We hear much about the fight to establish God’s kingdom of late, but where are the signs of peace, auspiciousness and joy? Are those claiming to carry God’s message actually godly in their own behaviour? Before we can create a divine realm on earth surely we need to have created it first in our own hearts. Vedic wisdom says that if all our religious practises have not made us gentle then they have simply been a waste of time.

Personally, Terry, I like my holy men and saints to show a certain amount of saintliness. You know, humility, compassion, forgiveness, tolerance, kindness and love – that sort of thing. The kind of qualities that most of us struggle with – we should at least be able to look to our religious role models and leaders to see them exhibited in a genuine way.

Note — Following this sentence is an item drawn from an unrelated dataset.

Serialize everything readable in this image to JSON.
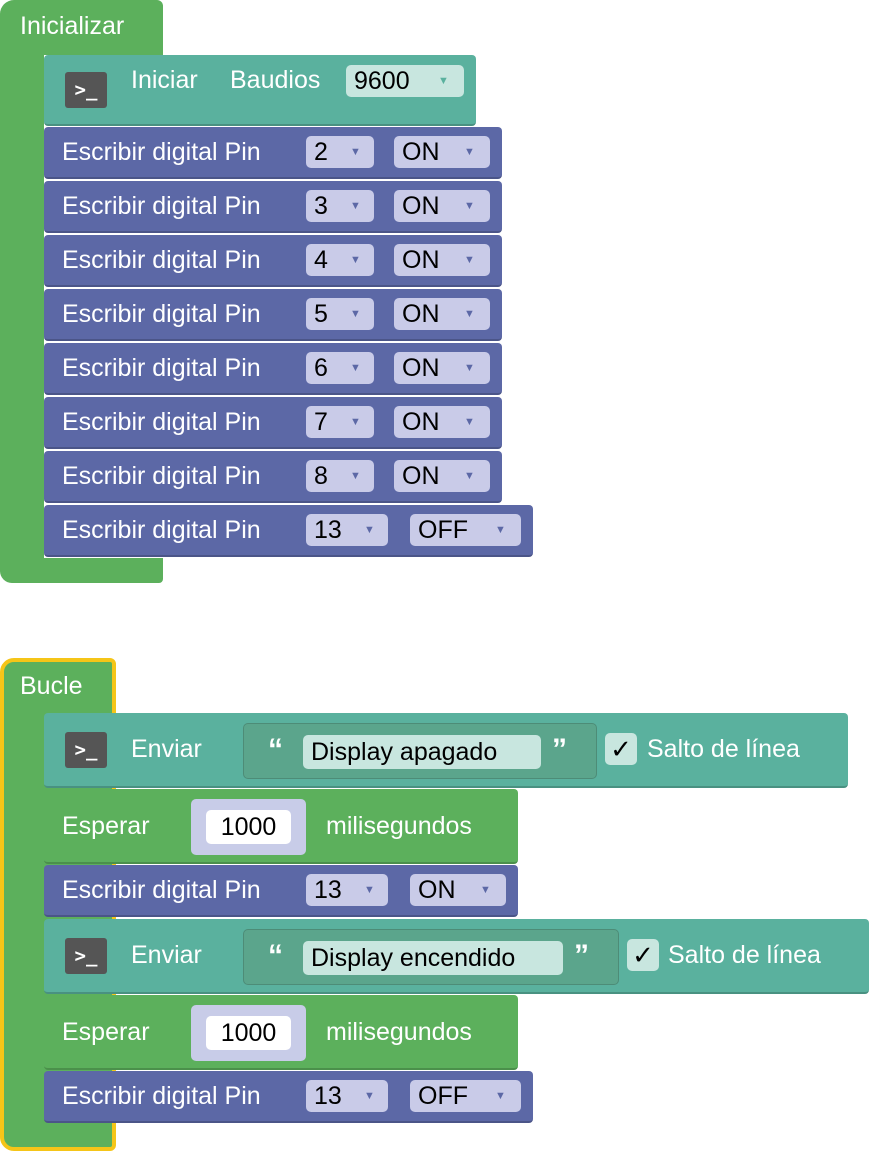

Sadly in many parts of the world these days such qualities are in scant supply, even in those places that claim to represent the divine will. Sometimes it seems that the fiercely religious are simply fierce. But I think most of us know true godliness when we see it. Those making the loudest claims to spirituality are always suspect, of course. As Jesus said, blessed are the meek and the poor in spirit, for theirs is the kingdom of heaven.

Today then, on this sacred day of the Lord’s appearance, Hindus will be praying that he will appear in our hearts. We badly need an outbreak of true and gentle spirituality to spread around the world, I would say, bringing in its wake some concord and calm. At midnight tonight, which was the actual time of Krishna’s appearance, many thousands of Hindus will symbolically form a human chain and chant the Lord’s name in a prayer for peace. That is surely the best way to end our turmoil, within and without, by invoking the Lord’s presence through his holy name. Let’s hope, Terry, that it catches on soon.